The Lord Chancellor, Lord Falconer, was told that striking at persistent offenders was the best way to split up gangs by Windmill Close resident Frank Bond, 67.

Mr Bond led a residents' campaign for magistrates to give 15-year-old Warren Peckham an anti-social behaviour order, which banned him from Windmill Close, in Areley Kings, last September.

The pensioner told Lord Falconer, head of the judiciary and the Secretary of State for Constitutional Affairs: "The vast majority of people round here are decent people.

"If you get to the core then, you don't need to worry about anybody else. If you can get those who are causing the trouble, who are causing other kids to misbehave, then it is much better for everybody else."

Lord Falconer said that "focusing on the persistent offenders" was vital.

"You have got to provide some assistance there. You have got to be tough but you have also to provide some support so you can stop it on a long-term basis," he warned, however.

Mr Bond started a petition to get Peckham barred from the street. The youth faces jail if he breaks the order, due to last until March, 2007.

Mr Bond said: "The way I was brought up was the same as them, but worse, so I'm not afraid."

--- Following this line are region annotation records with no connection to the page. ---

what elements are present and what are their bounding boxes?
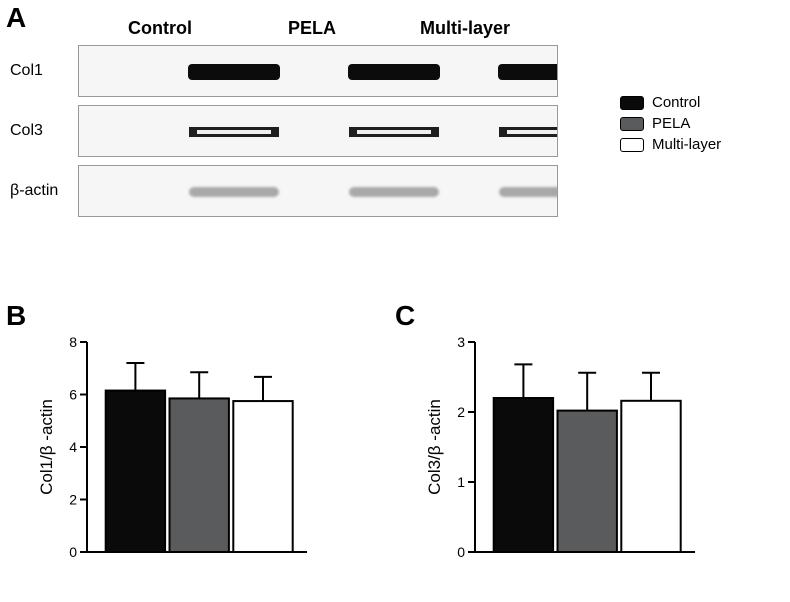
- blot-band-2-0: [189, 187, 279, 197]
- blot-strip-0: [78, 45, 558, 97]
- blot-band-0-1: [348, 64, 440, 80]
- blot-header-pela: PELA: [288, 18, 336, 39]
- bar-1: [558, 411, 617, 552]
- svg-text:Col1/β -actin: Col1/β -actin: [37, 399, 56, 495]
- blot-band-2-1: [349, 187, 439, 197]
- svg-text:1: 1: [457, 474, 465, 490]
- blot-band-0-2: [498, 64, 558, 80]
- legend-swatch-pela: [620, 117, 644, 131]
- legend-label-control: Control: [652, 94, 700, 111]
- bar-1: [170, 398, 229, 552]
- svg-text:3: 3: [457, 334, 465, 350]
- blot-row-label-col1: Col1: [10, 62, 43, 80]
- bar-0: [494, 398, 553, 552]
- blot-header-control: Control: [128, 18, 192, 39]
- blot-band-0-0: [188, 64, 280, 80]
- bar-0: [106, 391, 165, 552]
- legend-label-multilayer: Multi-layer: [652, 136, 721, 153]
- chart-col1-bactin: 0 2 4 6 8 Col1/β -actin: [32, 332, 317, 587]
- svg-text:4: 4: [69, 439, 77, 455]
- legend-swatch-control: [620, 96, 644, 110]
- legend-label-pela: PELA: [652, 115, 690, 132]
- blot-row-label-bactin: β-actin: [10, 182, 58, 200]
- panel-label-c: C: [395, 300, 415, 332]
- bar-2: [233, 401, 292, 552]
- blot-band-1-1: [349, 127, 439, 137]
- blot-band-2-2: [499, 187, 558, 197]
- blot-strip-1: [78, 105, 558, 157]
- legend-item-control: Control: [620, 94, 721, 111]
- svg-text:2: 2: [457, 404, 465, 420]
- svg-text:0: 0: [457, 544, 465, 560]
- legend: Control PELA Multi-layer: [620, 90, 721, 157]
- chart-col3-bactin: 0 1 2 3 Col3/β -actin: [420, 332, 705, 587]
- blot-header-multilayer: Multi-layer: [420, 18, 510, 39]
- svg-text:0: 0: [69, 544, 77, 560]
- panel-label-a: A: [6, 2, 26, 34]
- svg-text:6: 6: [69, 387, 77, 403]
- blot-band-1-0: [189, 127, 279, 137]
- legend-item-multilayer: Multi-layer: [620, 136, 721, 153]
- blot-strip-2: [78, 165, 558, 217]
- bar-2: [621, 401, 680, 552]
- svg-text:2: 2: [69, 492, 77, 508]
- blot-row-label-col3: Col3: [10, 122, 43, 140]
- svg-text:Col3/β -actin: Col3/β -actin: [425, 399, 444, 495]
- legend-swatch-multilayer: [620, 138, 644, 152]
- panel-label-b: B: [6, 300, 26, 332]
- blot-band-1-2: [499, 127, 558, 137]
- legend-item-pela: PELA: [620, 115, 721, 132]
- svg-text:8: 8: [69, 334, 77, 350]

Lord Falconer, who famously shared a flat with Prime Minister Tony Blair in the 1970s, said "respect had gone down" and people were now "ruder".

While meeting Mr Bond and two other residents, he said: "You are obviously strong as a community and supporting each other."

Afterwards, Lord Falconer told the Shuttle/Times & News he thought ASBOs were clearly having an effect: "I think they help. I think, without them, there was very little that local authorities and police could do but now they have got a weapon.

"We have got to recognise it is only one weapon in a tool kit against crime and anti-social behaviour."

He also backed Labour's prospective parliamentary candidate, Marc Bayliss, for the Wyre Forest seat at the next general election, tipped by many to take place in May.

He said: "Marc is an excellent and very strong Labour candidate and he will make a real difference to Wyre Forest.

"Wyre Forest needs a voice which is able to talk directly to the Government."